There was music from my neighbor's house through the summer nights. In his blue gardens men and girls came and went like moths among the whisperings and he champagne and the stars. At high tide in the afternoon I watched his guests diving from the tower of his raft, or taking the sun on the hot sand of his beach while his motor-boats slid the waters of the Sound, drawing aquaplanes over cataracts of foam. On week-ends his Rolls-Royce became an omnibus, bearing parties to and from the city between nine in the morning and long past midnight, while his station wagon scampered like a brisk yellow bug to meet all trains. And on Mondays eight servants, including an extra gardener, toiled all day with mops and scrubbing-brushes and hammers and garden-shears, repairing the ravages of the night before. (3.1)
Okay, so the parties sound fabulous. These people are definitely partying like it's 1999, or whatever. But what we're really into is that Nick actually notices the servants—the people who end up cleaning up the mess. Remember that Nick has to clean up after Daisy and Tom. Maybe he identifies a little bit with the servants.

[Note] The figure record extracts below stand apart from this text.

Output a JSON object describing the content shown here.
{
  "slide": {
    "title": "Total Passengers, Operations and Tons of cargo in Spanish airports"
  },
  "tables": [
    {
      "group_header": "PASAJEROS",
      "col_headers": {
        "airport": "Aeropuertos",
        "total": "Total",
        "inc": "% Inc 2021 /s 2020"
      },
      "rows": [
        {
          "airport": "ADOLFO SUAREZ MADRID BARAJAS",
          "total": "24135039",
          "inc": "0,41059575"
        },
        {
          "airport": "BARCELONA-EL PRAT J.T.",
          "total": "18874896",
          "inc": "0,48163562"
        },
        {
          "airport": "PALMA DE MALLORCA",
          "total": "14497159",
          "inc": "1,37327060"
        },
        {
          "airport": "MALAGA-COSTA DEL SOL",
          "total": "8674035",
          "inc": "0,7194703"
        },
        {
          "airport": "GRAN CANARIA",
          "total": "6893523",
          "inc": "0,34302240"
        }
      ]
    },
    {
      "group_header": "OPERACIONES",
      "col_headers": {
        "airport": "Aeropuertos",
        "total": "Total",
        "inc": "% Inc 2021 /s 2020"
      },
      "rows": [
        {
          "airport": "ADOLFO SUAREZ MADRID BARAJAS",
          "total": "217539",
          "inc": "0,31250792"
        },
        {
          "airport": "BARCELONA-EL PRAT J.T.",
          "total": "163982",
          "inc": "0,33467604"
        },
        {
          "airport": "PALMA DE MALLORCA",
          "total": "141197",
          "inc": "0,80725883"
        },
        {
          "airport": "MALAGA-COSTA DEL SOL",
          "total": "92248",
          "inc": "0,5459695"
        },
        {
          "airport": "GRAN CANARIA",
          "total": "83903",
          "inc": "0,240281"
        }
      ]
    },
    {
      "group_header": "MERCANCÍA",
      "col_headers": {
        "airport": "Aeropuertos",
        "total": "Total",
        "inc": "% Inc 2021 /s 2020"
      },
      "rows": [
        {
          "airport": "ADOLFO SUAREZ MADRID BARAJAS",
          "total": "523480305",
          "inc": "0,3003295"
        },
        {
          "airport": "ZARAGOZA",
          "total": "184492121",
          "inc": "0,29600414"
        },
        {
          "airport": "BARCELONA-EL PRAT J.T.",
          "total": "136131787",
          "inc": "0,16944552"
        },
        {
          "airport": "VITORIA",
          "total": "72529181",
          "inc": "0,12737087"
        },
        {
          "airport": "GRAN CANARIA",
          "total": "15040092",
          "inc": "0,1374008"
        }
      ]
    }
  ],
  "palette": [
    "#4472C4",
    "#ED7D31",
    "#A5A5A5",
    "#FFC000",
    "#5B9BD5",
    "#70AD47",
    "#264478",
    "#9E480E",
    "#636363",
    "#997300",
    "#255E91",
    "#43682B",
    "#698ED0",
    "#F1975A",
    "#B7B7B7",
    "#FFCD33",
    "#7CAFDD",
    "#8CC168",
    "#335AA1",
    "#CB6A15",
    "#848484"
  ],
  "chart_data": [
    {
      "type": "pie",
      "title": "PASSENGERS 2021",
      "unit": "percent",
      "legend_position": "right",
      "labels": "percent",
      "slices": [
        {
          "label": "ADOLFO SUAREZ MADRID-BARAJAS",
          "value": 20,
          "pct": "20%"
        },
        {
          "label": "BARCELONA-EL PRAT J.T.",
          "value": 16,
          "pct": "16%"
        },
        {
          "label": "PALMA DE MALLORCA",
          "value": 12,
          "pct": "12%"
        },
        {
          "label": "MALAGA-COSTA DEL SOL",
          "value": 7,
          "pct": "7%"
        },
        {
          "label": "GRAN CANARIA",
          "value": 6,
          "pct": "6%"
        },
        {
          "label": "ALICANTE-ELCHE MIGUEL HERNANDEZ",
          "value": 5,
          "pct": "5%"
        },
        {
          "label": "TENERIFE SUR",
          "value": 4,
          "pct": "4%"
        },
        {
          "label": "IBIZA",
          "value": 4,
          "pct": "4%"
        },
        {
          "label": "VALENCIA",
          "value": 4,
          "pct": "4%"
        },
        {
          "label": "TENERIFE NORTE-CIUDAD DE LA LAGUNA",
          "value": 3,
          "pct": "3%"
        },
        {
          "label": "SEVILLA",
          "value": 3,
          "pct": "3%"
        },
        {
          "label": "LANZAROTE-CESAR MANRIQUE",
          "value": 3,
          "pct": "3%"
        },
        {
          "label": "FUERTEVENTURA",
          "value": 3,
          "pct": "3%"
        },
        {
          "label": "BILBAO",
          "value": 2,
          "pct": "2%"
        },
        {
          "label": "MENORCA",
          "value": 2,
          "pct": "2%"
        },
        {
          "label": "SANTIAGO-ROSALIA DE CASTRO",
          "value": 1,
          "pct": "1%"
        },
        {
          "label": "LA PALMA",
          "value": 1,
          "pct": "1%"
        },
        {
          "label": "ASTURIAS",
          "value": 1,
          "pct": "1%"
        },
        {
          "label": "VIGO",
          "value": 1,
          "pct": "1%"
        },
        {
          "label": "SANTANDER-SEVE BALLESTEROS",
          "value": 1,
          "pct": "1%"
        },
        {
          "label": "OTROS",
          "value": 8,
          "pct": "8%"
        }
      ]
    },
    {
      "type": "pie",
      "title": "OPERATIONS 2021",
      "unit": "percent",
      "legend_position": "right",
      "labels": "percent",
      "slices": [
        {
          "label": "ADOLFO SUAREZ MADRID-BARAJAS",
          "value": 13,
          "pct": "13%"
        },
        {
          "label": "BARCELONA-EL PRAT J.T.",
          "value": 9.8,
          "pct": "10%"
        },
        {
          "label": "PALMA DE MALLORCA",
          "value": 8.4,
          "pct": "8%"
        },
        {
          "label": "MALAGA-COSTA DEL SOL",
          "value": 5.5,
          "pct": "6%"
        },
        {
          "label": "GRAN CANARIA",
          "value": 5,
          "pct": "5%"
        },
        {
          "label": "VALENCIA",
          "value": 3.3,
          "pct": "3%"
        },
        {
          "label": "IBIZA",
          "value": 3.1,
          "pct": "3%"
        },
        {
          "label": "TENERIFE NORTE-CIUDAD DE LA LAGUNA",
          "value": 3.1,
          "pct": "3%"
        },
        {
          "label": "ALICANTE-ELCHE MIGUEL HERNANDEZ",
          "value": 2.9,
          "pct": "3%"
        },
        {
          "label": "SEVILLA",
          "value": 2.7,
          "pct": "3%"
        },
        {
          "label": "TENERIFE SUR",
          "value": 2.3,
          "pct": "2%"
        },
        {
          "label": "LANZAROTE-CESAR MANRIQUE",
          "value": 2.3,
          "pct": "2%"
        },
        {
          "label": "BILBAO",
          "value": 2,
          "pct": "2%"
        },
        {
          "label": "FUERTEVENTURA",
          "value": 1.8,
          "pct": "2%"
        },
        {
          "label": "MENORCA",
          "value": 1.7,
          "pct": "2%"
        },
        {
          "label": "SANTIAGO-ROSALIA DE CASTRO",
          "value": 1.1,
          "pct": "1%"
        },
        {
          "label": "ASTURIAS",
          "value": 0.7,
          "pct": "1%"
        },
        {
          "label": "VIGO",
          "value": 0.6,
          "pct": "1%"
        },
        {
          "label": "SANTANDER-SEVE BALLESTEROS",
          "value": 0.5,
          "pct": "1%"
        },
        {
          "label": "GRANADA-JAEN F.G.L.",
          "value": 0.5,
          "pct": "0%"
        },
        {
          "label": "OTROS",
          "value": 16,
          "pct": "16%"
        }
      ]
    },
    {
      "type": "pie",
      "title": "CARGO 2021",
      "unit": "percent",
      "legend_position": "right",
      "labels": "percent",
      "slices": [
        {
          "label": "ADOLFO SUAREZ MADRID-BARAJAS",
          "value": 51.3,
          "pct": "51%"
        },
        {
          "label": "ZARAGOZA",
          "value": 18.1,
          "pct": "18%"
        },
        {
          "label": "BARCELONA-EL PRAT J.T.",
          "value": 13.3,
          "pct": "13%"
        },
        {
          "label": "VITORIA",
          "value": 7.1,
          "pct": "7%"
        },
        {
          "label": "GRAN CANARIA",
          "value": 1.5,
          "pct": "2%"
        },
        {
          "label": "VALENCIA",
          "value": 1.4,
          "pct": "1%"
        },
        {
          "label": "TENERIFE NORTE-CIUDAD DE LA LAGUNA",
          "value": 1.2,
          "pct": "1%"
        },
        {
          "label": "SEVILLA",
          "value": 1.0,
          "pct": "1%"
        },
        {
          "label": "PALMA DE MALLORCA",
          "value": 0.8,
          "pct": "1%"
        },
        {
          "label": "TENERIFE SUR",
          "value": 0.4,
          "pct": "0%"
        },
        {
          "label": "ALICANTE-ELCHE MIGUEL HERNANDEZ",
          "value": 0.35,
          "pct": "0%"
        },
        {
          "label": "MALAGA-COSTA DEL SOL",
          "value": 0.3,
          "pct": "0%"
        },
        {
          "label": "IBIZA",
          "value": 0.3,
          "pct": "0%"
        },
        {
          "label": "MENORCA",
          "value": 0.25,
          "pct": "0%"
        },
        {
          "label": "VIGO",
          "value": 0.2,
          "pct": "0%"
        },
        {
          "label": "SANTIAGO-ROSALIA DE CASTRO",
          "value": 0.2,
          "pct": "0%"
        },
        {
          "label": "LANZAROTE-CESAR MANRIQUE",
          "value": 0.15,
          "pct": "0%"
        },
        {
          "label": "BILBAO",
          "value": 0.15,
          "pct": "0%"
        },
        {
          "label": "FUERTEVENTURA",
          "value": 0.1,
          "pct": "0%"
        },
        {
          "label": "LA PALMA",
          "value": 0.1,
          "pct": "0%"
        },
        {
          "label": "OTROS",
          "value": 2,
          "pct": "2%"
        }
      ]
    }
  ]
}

By the next autumn she was gay again, gay as ever. She had a debut after the Armistice, and in February she was presumably engaged to a man from New Orleans. In June she married Tom Buchanan of Chicago, with more pomp and circumstance than Louisville ever knew before. He came down with a hundred people in four private cars, and hired a whole floor of the Seelbach Hotel, and the day before the wedding he gave her a string of pearls valued at three hundred and fifty thousand dollars. (4.135)
Money might not make you happy, but there's some consolation in a $350K string of pearls. If you have to be depressed, you might as well be depressed on a yacht, right?
"About Gatsby! No, I haven't. I said I'd been making a small investigation of his past."
"And you found he was an Oxford man," said Jordan helpfully.
"An Oxford man!" He was incredulous. "Like hell he is! He wears a pink suit." (7.130-132)
Apparently, Latin isn't the only thing you learned at Oxford in the 1910s: you also learned not to wear pink suits. The point here is that education isn't just about reading the classics; it's also about learning to act (and dress) like a member of your class. And you can't learn that from a book.
We shook hands and I started away. Just before I reached the hedge I remembered something and turned around.
"They're a rotten crowd," I shouted across the lawn. "You're worth the whole damn bunch put together." (8.44-45)
Check out that use of the word "worth." Daisy and Tom may have been born with money, but they're not "worth" anything. But Gatsby—despite his ill-gotten money—is.
I called up Daisy half an hour after we found him, called her instinctively and without hesitation. But she and Tom had gone away early that afternoon, and taken baggage with them.
"Left no address?"
"Say when they'd be back?"
"Any idea where they are? How I could reach them?"
"I don't know. Can't say." (9.4-10)
Money can't buy you love, but it can buy you a lot—like the ability to have other people clean up your messes, whether we're talking about toilets or a string of murder/ suicides. (Personally, we'd be satisfied with someone coming to clean up our toilets.)